Today’s economic data: Job vacancies

Job vacancies fell by 9.8 per cent in the three months to August to 334,000.

• The result predictably reflects the Delta lockdowns in the south-east of the nation. In fact vacancies slumped 16 per cent in both NSW and South Australia. And vacancies fell most in Accommodation and food services (down by 28 per cent); and Arts and recreation services (down by 27 per cent). But job vacancies are at record highs in Western Australia and Queensland.

• Before the Delta outbreaks, the job market was remarkably resilient. With foreign borders closed, business have been keen to retain staff. Once lockdowns become shorter and less frequent the job market should bounce back. Vacancies are still 46 per cent higher than at the start of the pandemic (or more than 106,000 higher).

• The high number of jobs on offer and generally firm job security raise scope for increased retail therapy in November and December.

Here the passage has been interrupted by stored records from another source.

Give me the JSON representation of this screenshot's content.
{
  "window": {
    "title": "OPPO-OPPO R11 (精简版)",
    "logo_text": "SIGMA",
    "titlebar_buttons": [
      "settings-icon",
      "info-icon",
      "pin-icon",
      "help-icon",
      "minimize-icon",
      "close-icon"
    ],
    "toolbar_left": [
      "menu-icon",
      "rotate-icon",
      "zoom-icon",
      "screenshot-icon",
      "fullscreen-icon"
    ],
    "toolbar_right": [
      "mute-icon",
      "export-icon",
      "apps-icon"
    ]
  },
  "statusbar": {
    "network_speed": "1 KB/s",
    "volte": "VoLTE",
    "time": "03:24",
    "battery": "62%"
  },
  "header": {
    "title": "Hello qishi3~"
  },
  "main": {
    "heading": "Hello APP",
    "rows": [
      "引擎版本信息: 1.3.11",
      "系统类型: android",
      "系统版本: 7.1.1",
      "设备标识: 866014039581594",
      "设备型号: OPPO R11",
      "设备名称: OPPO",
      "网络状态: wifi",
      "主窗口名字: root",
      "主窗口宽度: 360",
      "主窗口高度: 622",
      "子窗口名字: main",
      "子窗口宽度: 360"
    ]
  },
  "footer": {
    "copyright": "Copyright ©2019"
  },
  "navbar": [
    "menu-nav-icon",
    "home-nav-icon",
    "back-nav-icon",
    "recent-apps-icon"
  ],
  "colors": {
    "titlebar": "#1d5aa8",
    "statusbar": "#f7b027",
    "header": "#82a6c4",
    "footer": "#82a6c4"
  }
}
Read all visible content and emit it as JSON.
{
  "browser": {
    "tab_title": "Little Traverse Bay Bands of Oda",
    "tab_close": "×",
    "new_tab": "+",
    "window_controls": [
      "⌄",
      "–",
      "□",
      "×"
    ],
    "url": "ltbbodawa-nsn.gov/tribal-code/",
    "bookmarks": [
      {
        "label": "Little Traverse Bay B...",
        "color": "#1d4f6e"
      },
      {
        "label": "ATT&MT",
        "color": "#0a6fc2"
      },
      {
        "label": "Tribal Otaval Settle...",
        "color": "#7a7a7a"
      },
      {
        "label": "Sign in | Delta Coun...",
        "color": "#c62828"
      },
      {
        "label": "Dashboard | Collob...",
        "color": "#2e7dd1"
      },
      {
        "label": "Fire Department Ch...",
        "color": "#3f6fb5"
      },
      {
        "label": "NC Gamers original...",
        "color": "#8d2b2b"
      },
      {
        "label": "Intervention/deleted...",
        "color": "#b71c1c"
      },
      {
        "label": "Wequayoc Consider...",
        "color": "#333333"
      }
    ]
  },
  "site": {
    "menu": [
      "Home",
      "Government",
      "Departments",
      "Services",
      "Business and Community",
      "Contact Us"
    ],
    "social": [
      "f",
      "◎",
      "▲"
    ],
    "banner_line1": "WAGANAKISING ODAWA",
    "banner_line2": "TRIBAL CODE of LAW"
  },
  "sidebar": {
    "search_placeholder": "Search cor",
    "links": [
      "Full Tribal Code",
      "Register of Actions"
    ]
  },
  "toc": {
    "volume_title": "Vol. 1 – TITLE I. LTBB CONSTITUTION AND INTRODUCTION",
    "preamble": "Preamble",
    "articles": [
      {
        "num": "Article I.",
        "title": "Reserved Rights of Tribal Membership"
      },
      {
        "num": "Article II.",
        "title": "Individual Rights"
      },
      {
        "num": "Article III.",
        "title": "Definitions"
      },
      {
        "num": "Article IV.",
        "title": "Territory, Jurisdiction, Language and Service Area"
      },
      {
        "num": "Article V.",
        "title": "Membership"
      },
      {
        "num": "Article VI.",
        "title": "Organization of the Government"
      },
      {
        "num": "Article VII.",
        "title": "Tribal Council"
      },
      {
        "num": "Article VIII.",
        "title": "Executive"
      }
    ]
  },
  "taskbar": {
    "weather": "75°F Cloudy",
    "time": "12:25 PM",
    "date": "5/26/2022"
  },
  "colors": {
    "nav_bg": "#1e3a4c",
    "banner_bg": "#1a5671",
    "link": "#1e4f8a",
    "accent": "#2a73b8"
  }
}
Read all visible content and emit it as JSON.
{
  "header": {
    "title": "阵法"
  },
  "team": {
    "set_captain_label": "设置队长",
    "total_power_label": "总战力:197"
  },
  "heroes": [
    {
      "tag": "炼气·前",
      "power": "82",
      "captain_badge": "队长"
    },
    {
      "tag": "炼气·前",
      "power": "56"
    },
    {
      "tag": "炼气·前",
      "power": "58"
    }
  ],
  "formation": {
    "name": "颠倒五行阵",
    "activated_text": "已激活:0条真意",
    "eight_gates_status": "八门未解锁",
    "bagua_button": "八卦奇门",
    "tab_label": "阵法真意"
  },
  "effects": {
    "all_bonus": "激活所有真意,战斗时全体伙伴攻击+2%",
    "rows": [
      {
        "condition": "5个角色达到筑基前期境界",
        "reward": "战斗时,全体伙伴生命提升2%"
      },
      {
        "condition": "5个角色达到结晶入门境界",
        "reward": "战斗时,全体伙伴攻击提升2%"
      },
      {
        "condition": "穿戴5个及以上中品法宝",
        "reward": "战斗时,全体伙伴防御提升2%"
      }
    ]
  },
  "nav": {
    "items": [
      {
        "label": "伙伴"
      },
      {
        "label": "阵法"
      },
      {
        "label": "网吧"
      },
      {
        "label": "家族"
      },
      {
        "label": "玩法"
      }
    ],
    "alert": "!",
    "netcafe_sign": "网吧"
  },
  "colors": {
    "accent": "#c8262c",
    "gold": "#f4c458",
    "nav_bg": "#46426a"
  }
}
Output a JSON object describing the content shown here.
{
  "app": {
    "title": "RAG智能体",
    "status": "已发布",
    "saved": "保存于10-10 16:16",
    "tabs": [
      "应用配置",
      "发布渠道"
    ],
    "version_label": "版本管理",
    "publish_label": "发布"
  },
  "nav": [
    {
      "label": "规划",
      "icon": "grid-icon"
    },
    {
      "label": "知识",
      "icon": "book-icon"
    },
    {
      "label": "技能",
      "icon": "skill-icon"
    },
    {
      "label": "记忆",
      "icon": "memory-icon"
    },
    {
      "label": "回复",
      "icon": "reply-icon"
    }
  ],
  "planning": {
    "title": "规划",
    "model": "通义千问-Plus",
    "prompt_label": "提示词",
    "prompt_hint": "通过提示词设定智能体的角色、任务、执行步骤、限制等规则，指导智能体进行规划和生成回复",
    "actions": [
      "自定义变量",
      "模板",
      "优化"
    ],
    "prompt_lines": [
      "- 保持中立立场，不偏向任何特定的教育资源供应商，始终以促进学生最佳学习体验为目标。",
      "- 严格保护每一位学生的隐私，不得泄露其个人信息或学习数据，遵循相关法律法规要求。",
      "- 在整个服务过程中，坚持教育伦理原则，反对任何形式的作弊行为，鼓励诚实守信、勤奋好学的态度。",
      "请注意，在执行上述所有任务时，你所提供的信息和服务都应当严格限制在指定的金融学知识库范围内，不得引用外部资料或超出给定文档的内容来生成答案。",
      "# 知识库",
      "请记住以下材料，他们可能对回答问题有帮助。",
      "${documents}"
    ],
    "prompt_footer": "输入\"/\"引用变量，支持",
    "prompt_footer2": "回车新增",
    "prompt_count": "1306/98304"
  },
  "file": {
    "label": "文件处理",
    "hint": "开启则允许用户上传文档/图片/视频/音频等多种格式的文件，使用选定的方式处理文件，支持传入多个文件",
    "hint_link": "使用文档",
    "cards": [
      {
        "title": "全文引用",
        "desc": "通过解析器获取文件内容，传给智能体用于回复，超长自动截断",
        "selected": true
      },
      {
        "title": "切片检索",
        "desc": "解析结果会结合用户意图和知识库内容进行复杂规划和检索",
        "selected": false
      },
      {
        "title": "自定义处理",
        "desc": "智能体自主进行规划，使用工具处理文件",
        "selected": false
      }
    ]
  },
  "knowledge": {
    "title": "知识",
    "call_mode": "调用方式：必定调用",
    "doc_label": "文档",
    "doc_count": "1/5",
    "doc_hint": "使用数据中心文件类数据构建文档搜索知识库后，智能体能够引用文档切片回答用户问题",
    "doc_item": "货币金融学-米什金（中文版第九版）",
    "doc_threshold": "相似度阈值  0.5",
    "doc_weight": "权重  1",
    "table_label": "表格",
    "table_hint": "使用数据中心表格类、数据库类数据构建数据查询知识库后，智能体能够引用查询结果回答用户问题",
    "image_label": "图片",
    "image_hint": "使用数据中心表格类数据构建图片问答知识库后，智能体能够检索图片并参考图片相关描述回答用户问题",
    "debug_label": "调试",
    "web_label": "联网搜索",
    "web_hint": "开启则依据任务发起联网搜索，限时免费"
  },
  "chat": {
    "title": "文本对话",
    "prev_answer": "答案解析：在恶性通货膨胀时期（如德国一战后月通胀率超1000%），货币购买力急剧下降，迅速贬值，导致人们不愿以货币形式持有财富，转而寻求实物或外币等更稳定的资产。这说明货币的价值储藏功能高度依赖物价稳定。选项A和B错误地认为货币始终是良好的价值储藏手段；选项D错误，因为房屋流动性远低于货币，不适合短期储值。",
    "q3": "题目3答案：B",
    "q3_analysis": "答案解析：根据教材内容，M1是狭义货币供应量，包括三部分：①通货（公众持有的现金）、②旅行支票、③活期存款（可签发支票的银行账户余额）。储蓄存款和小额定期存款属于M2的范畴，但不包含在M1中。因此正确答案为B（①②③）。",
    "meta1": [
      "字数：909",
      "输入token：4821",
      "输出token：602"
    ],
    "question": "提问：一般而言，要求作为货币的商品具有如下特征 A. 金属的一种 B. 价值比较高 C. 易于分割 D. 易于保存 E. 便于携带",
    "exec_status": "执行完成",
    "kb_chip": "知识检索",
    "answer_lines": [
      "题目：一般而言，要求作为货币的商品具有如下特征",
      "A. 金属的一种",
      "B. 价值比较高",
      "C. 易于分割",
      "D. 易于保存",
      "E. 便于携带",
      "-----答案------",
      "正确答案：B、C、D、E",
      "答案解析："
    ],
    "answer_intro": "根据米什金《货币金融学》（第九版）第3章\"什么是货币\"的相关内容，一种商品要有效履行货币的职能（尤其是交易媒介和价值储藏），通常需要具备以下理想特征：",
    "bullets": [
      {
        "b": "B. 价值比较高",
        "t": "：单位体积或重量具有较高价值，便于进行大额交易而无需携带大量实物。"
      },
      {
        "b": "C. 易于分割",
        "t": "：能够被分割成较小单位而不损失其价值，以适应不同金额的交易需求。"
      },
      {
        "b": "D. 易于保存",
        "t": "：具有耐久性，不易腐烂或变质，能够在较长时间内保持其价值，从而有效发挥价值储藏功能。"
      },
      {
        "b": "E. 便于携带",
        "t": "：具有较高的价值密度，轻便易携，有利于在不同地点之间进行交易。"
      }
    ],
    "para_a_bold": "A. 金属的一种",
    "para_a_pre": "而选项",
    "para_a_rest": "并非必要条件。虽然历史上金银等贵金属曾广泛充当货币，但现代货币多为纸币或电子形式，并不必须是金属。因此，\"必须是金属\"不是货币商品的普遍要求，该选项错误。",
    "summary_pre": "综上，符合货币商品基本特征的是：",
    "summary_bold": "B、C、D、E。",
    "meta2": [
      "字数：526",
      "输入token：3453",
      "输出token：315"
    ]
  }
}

Today’s economic data: Building approvals

Building approvals rose by 6.8 per cent in August.

• Council approvals to build new dwellings are volatile on a monthly basis. The near 7 per cent lift in approvals in August followed an 8.6 per cent fall in July. But in the year to August, dwelling approvals stood at a 3-year high of 228,838, up 30.9 per cent on the year and only 6 per cent below all-time highs.

• After falling 27 per cent in three months, approvals to build houses rose 3.8 per cent in August with apartments up 12.7 per cent.

• Work in home construction will remain elevated for the next 6-9 months. The interesting time will come when Aussies can travel abroad and migrants can again move to Australia. The interaction will determine where home building is headed later in 2022.

Today’s economic data: Private sector credit

Private sector credit (loans outstanding) rose 0.6 per cent in August to be up 4.7 per cent on the year.

• Housing credit is the mainstay, up 0.6 per cent in the month, but business loans posted a nice 0.6 per cent gain also in August. Personal lending fell by 0.6 per cent. Housing credit is up 6.2 per cent on the year with business loans up 3.4 per cent.

• Owner-occupier housing credit is up 8.4 per cent on the year (5-year high) with investor loans up 2.2 per cent (3-year high).

• There is scope for annual credit growth to lift to near 7 per cent in early 2022 – a 13-year high and therefore supportive of the outlook for the financial sector.

Resources & Energy quarterly

• The Federal Department of Industry has released its quarterly forecasts for the non-rural resources sector. The commentary and forecasts may be useful for investors assessing prospects for mining and energy sectors.

• “Australia’s resource and energy exports are estimated at a record $349 billion in 2021–22, up from $310 billion in 2020–21. In 2022–23, exports are forecast to decline by 14 per cent to $299 billion.”